Pirmin Schelbert ist zufrieden, wie’s läuft. «Unser Betrieb grenzt an ein Wohngebiet. Wir können die Geruchsemission durch die effiziente Vergärung massiv reduzieren und über 80 Tonnen CO2 pro Jahr einsparen, das vorher in die Luft rausging.» Und er fügt an: «Die Nachbarn können sehen, was die Landwirtschaft auch noch kann.»
Welche Rolle spielt Biogas in der Schweiz?

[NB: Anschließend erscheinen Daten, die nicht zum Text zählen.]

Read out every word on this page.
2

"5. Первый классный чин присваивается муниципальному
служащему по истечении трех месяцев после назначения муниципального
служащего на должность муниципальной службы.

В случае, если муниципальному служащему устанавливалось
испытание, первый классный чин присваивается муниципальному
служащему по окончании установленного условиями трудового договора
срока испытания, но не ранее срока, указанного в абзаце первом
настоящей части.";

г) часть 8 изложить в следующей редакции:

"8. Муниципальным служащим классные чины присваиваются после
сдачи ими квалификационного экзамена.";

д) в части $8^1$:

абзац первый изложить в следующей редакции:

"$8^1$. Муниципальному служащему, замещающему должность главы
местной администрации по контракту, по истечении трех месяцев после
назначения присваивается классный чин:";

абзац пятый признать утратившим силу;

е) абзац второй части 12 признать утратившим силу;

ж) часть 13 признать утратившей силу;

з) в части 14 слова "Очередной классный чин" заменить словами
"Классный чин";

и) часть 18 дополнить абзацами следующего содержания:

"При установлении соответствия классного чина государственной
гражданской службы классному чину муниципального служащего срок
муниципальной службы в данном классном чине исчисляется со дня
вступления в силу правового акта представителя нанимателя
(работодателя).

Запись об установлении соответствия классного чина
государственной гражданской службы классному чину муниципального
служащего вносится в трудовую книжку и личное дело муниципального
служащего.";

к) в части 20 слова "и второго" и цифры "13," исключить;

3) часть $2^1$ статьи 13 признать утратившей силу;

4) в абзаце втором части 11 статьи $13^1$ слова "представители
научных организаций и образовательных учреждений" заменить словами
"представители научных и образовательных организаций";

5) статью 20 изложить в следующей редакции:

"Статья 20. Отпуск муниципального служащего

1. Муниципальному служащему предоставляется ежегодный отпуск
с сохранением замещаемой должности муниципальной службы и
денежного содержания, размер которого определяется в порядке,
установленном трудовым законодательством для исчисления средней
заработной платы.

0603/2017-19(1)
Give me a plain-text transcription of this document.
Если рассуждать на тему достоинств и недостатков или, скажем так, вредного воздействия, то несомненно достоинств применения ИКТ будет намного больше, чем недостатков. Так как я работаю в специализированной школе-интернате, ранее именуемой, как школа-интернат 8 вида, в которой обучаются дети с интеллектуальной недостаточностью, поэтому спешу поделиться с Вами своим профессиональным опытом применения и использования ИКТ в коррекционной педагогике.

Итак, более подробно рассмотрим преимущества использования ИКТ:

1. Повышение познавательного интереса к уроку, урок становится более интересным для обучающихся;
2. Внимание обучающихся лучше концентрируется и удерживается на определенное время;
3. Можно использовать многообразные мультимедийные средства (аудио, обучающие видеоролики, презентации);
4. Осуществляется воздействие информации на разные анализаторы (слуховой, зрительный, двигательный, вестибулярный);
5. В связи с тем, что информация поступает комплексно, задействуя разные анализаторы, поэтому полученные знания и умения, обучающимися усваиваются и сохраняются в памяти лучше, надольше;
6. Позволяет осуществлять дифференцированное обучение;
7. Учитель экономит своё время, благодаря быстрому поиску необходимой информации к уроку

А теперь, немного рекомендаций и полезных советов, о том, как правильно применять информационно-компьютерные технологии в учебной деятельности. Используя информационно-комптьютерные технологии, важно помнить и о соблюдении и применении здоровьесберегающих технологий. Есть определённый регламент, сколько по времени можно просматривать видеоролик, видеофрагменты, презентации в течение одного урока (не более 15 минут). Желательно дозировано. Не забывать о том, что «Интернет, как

Die ersten Biogasanlagen entstanden in der Schweiz in den 1980-er Jahren. Schweizweit gibt es (Stand 2025) knapp 140 landwirtschaftliche Biogasanlagen. Hinzu kommen noch rund 300 Klär- respektive industrielle Anlagen
Alle Biogasanlagen zusammen produzieren rund 450 GWh Strom pro Jahr. Das entspricht dem Verbrauch von ca. 115’000 Haushalten. Die Produktion von Wärme beträgt rund 300 GWh pro Jahr. Biogas ist damit ein kleines, aber wichtiges Puzzleteil in der Schweizer Energielandschaft, sagt Nathalie Bachmann, Fachspezialistin für erneuerbare Energie dazu im Video-Statement.
Fördermöglichkeiten:
Seit 2023 gibt es für Biomasseanlagen Investitions- und Betriebskostenbeiträge. Seit 2025 gibt es zudem die gleitende Marktprämie. Wer eine Biogasanlage realisiert, erweitert oder erneuert kann wählen zwischen der gleitenden Marktprämie und dem Investitions- plus Betriebskostenbeitrag.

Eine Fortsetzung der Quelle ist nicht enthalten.